I've gotten a few notes/comments asking how to run a table at a con and how I keep up my business and I'd like to answer them!
We shall start with the more popular one and that is how to sell at conventions.
Well, first of all make sure you have the proper paperwork. Selling in the U.S requires either a sellers permit or a business license. The difference between the two is a sellers permit is free but temporary, and a business license you have to pay for but is indefinite. I currently use a quarter period sellers permit, so I can sell anywhere for 6 months without needing a new permit. At the end of said 6 months I report how much money I made and pay taxes. That's right, you have to pay taxes. Even if you are a minor, a sellers permit requires you to pay taxes on your earnings. Though most of the money you make is untraceable cash so the government doesn't know how much you make *cough* so you know... be honest and report %100 of all your earnings as a responcible adult *wink* *wink* *wink* don't just report what you make with credit card purchases *cough*. Aha... I report all of my earnings %100. (: (: (:
After the government stuff you have to plan for each convention accordingly! This is the hard part and will probably take you a few years.
Step one, make your table pretty! Much like you wouldn't walk in and buy stuff from a ghetto looking store, most people will walk right by a boring and dingy table. I spend like half a way planning my table, I find it a lot of fun to theme and organize my table though I will probably be moving to the exhibitors hall soon as the single artist alley table that most cons offer is becoming too small to house all my prints and merchandise. Conventions that offer two tables such as Anime Expo are my favorite aha.
Step 2, be prepared to spend A LOT on con prep. Give a little, get a little. Give a lot, GET A LOT BACK. I seriously spend around $3-4k per convention on posters, and table fees, and travel expenses, and merchandise. Going to conventions is not cheap by any means. I suggest starting locally and tackle smaller cons as large cons require lots of money and lots of preparation.
Step 3, over prepare! Never think you have enough of anything because you are probably wrong. Think you'd be good with 5 posters? Make it 10! Double what ever you think might be a good amount to have. Reason being, what happens if it's stupidly popular and you sell out on day one because you didn't make enough? I'll tell you, you lose potential money! If you're like me and you depend on conventions to pay for school then losing out on some money you could be earning can be devastating! Trust me I know, I could barely afford to breathe a few years back because I screwed up at Anime Expo.
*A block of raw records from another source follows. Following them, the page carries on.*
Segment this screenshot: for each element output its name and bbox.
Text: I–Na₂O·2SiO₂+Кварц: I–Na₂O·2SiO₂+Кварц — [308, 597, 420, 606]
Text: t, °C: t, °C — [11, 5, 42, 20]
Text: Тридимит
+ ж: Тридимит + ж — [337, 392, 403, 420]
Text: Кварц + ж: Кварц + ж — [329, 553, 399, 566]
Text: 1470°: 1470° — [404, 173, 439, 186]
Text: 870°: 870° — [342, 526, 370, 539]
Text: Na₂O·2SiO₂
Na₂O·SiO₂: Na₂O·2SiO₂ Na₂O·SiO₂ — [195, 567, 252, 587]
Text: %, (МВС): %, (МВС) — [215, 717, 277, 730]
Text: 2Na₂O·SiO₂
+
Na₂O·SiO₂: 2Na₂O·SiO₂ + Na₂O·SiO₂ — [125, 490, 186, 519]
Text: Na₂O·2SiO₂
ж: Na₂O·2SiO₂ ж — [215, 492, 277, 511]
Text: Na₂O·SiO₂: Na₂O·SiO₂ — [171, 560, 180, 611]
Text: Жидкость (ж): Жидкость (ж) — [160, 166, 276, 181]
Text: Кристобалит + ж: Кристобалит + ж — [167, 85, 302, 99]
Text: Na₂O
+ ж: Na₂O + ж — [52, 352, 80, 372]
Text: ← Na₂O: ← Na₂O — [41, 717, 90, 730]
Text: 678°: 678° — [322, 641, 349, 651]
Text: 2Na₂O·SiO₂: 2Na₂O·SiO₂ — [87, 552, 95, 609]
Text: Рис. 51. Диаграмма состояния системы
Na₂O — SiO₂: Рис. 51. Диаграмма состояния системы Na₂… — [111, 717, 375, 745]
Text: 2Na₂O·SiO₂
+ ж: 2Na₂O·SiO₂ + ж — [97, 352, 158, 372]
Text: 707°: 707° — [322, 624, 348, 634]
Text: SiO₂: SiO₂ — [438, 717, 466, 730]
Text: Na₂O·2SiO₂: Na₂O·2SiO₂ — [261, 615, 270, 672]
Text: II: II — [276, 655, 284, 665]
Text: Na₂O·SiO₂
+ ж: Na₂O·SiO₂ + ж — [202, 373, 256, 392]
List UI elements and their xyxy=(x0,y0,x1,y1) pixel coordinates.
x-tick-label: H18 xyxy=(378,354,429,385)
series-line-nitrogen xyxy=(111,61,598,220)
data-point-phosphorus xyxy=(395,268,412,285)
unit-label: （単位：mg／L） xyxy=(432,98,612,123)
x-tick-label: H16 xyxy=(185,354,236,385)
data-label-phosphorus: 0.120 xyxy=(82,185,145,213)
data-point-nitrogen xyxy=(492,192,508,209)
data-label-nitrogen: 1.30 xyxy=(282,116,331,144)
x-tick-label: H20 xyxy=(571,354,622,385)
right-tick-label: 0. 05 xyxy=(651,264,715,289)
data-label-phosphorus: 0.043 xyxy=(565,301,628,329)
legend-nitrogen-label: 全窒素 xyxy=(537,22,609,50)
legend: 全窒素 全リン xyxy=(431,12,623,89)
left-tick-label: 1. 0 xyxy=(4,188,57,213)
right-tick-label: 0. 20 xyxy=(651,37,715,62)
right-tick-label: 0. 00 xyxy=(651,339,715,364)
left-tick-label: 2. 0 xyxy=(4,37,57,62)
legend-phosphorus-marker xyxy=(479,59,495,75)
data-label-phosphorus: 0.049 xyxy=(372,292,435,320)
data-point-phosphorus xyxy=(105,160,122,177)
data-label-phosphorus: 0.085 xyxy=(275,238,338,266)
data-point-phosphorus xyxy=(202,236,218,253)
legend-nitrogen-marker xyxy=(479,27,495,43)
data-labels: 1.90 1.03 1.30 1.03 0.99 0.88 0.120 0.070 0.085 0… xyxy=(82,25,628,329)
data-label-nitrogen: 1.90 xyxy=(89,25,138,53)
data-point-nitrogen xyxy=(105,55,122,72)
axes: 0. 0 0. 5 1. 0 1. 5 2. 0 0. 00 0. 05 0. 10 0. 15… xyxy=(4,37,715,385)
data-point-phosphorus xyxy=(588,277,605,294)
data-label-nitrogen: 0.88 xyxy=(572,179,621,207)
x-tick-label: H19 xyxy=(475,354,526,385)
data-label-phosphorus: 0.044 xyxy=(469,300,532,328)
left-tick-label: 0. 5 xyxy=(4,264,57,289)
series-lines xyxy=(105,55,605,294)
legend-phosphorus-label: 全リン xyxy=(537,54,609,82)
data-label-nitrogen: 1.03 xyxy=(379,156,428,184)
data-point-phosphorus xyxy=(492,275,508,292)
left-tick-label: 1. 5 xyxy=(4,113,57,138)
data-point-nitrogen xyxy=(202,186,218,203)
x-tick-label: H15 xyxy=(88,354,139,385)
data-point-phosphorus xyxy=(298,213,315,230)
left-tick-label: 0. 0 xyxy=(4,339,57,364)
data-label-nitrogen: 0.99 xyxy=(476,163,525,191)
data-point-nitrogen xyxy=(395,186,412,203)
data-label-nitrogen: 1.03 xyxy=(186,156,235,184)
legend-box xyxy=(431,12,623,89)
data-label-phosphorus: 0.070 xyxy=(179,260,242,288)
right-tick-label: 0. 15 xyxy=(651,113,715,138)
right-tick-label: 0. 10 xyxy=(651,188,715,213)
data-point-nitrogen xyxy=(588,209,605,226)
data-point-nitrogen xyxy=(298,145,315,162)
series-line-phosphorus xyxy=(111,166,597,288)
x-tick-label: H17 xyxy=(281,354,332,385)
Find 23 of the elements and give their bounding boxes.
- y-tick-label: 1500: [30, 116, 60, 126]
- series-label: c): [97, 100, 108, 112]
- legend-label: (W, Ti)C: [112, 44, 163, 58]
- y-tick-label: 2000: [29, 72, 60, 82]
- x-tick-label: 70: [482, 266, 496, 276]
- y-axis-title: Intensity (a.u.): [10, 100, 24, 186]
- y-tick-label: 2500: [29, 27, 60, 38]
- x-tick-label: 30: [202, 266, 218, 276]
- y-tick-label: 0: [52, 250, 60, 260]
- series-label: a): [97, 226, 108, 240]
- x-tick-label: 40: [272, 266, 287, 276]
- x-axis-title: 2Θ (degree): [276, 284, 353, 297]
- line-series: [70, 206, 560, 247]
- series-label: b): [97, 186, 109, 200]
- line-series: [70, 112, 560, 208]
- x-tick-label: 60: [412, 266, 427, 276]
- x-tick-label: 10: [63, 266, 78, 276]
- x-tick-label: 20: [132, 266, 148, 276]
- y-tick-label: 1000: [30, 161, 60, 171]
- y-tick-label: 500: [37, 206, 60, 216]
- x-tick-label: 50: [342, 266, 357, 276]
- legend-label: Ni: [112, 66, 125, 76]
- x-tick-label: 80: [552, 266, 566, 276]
Step 4, expect to do horribly your first year. I was fortunate and broke even my first con going year but most people do not! It takes a while to learn what to sell, how much to sell, and when to sell. I've kind've got the rhythm of the cons going right now and my original artwork and characters by some miracle of god sell better than my fanart so I know to stock up twice as much of my own work in comparison to my fanart. So for those that think I only make money off fanart, YOU ARE SO WRONG! In fact Mercrutio charms are worth m ore than gold at most cons and so are my OC prints. This is every artists dream, and I could not be happier. This only became true this last year though! It took me 4 years prior to improve my skills and find what I'm really good at, so don't give up!
Step 5, I know I said conventions are expensive but be smart with your money. If you only have $500 to your name do not for the love of god spend it all on con prep because you might not make it back. I'd say spend at least $100 on prints and possibly bookmarks. Its a cheap and easy way of entering the world of cons, don't worry about buttons and fancy charms and other doo-dads until you've been around the block a few times. Sure the other stuff seems to make more money but I spend $2000 at least on charms every time I make an order and I make several orders a year. Why do you think that company loves me so much lol! That's all the advice I can offer on conventions, good luck in your adventures!
Business talk! It's all about never breathing! With a business you can take all the vacation days you like, the only downside is vacations do not exist. If you are trying to run your own business like I am, you are the CEO, the secretary, the office dude with coffee, the mail person, and the customer service. You eat, sleep, and breathe with your phone. If items get ordered it's up to you to get them out to the customer! Something broke? You better fix it yourself! I have to keep up inventory, order new supplies, order new stock, locate and communicate with suppliers, keep track of my expenses, respond to customers, manage and keep track of every single order made, manage my website, market my products, research what products are popular, design new products, create new products, get rid of old products, put together and make all items, pack and ship all orders, deal with the evil that is the package losing post office, spend tons of money on postage and supplies, and drink coffee. All while attending an very work intensive art school and figuring out how to pay rent while still being able to eat! My business pays just enough for me to pay my ridiculous $35k a year tuition. Does not leave a lot of room for food, but ramen is my best friend and so is home cooking. I am the thriftiest person you will ever meet and the worlds greatest sales shopper. I know how to get my art supplies at %50 off every time. So the first and only rule about business, you have to be determined and you have to be smart about it! Is very hard, but I prefer working endless hours on something I created and grew myself rather than mindlessly flipping burgers like my piers. I will continue to work hard at my dreams and so should you.
That is all the advice I can offer, good luck with your future escapades!